Okay, okay, so you’ve been banned from ever attending any more Mexican Wrestling matches…for life. (How were you to know those sharp, pointy taco edges would be so lethal?) Fret not. Now you can reenact your favorite wrestling moves with every Hemp Ale, Whales Tale Pale Ale, and Noche Buena Beer you open, thanks to these Luchador Bottle Openers ($17.00). Brought to you by the fun-loving company Kikkerland, each bottle opener is a mini wrestler applying an awesome lock (Headlock, Scissor Lock, Pile Driver–three of your personal favorites) to hold your bottle and free your beer. Designed by Andres Lhima as part of the Mexico Design Challenge, these ferocious little muchachos are made of stainless steel and ABS with a rubberized coating, and come in blue, red and black. Take a gamble when you order, as you never know which lock or color will show up. But as in Mexican Wrestling, being surprised is really just part of the fun.

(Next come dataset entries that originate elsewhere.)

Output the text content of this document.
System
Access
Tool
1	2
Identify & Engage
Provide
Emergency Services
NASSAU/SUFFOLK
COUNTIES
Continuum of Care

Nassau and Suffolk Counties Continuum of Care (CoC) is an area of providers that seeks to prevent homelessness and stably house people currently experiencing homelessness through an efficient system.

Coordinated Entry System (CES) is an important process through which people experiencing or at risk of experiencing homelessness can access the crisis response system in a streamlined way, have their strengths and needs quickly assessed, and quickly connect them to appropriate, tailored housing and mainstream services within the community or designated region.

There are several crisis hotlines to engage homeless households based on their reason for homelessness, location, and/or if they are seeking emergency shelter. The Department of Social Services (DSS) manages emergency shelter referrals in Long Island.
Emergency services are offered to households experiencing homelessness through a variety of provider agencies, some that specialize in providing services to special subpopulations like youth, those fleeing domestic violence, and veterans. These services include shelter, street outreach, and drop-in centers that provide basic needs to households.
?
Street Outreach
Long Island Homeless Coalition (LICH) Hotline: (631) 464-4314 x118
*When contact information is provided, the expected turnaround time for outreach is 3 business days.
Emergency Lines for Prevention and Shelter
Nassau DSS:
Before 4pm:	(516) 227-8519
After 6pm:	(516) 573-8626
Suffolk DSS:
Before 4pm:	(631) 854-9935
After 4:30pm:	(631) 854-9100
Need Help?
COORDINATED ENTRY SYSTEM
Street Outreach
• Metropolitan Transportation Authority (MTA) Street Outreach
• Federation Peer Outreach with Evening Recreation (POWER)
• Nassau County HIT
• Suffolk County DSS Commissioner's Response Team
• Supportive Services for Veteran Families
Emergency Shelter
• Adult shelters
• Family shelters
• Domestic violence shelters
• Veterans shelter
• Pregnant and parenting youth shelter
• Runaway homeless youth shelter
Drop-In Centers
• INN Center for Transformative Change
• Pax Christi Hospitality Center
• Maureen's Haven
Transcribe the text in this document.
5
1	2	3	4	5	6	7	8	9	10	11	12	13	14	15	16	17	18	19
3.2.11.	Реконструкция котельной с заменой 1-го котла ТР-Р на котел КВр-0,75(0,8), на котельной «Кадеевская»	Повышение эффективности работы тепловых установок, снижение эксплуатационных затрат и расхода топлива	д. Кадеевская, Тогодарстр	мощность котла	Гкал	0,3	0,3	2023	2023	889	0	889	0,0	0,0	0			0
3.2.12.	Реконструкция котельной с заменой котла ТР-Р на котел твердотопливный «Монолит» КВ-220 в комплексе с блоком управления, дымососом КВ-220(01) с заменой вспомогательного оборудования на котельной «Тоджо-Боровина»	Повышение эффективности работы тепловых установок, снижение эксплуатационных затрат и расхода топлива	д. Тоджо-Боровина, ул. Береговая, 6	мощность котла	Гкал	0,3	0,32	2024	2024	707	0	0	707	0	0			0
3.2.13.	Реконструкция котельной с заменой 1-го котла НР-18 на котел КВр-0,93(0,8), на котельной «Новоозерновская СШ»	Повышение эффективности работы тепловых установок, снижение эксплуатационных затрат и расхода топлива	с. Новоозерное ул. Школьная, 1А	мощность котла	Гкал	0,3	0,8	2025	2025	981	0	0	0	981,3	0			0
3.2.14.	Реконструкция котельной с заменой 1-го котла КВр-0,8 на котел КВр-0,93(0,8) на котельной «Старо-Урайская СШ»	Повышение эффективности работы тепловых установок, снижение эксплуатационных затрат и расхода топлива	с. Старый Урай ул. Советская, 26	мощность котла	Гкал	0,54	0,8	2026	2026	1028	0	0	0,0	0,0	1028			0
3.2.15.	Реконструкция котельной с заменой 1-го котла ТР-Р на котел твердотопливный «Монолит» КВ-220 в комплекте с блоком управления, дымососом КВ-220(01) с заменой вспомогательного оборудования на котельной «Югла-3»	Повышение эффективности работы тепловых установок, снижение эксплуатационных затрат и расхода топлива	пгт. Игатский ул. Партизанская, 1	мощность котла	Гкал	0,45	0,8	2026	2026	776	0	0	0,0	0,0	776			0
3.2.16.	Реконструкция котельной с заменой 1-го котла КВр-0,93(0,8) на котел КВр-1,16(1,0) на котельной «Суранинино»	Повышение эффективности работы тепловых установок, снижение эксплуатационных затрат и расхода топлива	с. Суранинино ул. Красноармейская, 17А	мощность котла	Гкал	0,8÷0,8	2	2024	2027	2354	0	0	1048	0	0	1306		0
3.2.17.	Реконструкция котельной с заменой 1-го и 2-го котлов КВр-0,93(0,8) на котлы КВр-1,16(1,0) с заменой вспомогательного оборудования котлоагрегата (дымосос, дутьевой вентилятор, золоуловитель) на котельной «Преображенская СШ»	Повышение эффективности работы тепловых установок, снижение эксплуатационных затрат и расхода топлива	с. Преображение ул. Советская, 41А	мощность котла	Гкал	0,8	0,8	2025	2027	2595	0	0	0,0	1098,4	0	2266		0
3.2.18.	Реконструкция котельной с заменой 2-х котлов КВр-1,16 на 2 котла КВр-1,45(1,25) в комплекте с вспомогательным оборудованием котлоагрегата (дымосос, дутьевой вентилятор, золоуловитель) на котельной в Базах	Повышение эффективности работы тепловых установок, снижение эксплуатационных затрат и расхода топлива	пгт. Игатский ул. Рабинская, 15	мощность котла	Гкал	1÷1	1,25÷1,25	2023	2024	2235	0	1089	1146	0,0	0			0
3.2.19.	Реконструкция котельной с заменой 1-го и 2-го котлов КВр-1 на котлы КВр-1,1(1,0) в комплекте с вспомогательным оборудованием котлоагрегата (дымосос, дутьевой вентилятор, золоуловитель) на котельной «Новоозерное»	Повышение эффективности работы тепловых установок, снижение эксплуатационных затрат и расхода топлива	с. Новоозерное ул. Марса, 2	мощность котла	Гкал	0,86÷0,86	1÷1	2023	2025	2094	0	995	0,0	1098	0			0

Have Your Beer Flash Before Your Eyes
Ever since you completed your advanced MMA training (just for fun), and registered yourself as a deadly weapon, you donated most of your knives to charity (except the Jagdkommando Tri-Dagger—that thing is just sweet). If you miss the feel of a butterfly knife in your hands, try this instead: the Butterfly Can Bottle Opener ($8.00). Constructed from stainless steel with a locking catch, this baby swirls, flashes and scares the bejesus out of foes like a real butterfly knife, but instead of opening someone’s main artery, you’ll be cracking open a case of Doughnut Bacon Maple Ale. Which is way less messy, and a much better way to spend your Saturday night than finding a place to stash a body.
Freeze! I’m Thirsty
Though some of your extra-curricular activities may sometimes live outside the law (two words: exotic pets), for the most part, you’re an upstanding, law-abiding citizen. Which is precisely why this Kikkerland Police Badge Bottle Opener ($15.00) is perfect for you. It commands the respect and attention you need when you’re in dire need of assistance…opening a beer, that is. Only 1/16th of an inch thick and the size of a credit card, the Badge Bottle Opener fits easily in your pocket of wallet—or, if you’re gonna go rogue style, strapped to the inside of your ankle. Hey, when it comes to impromptu beer drinking, you never want to let your guard down.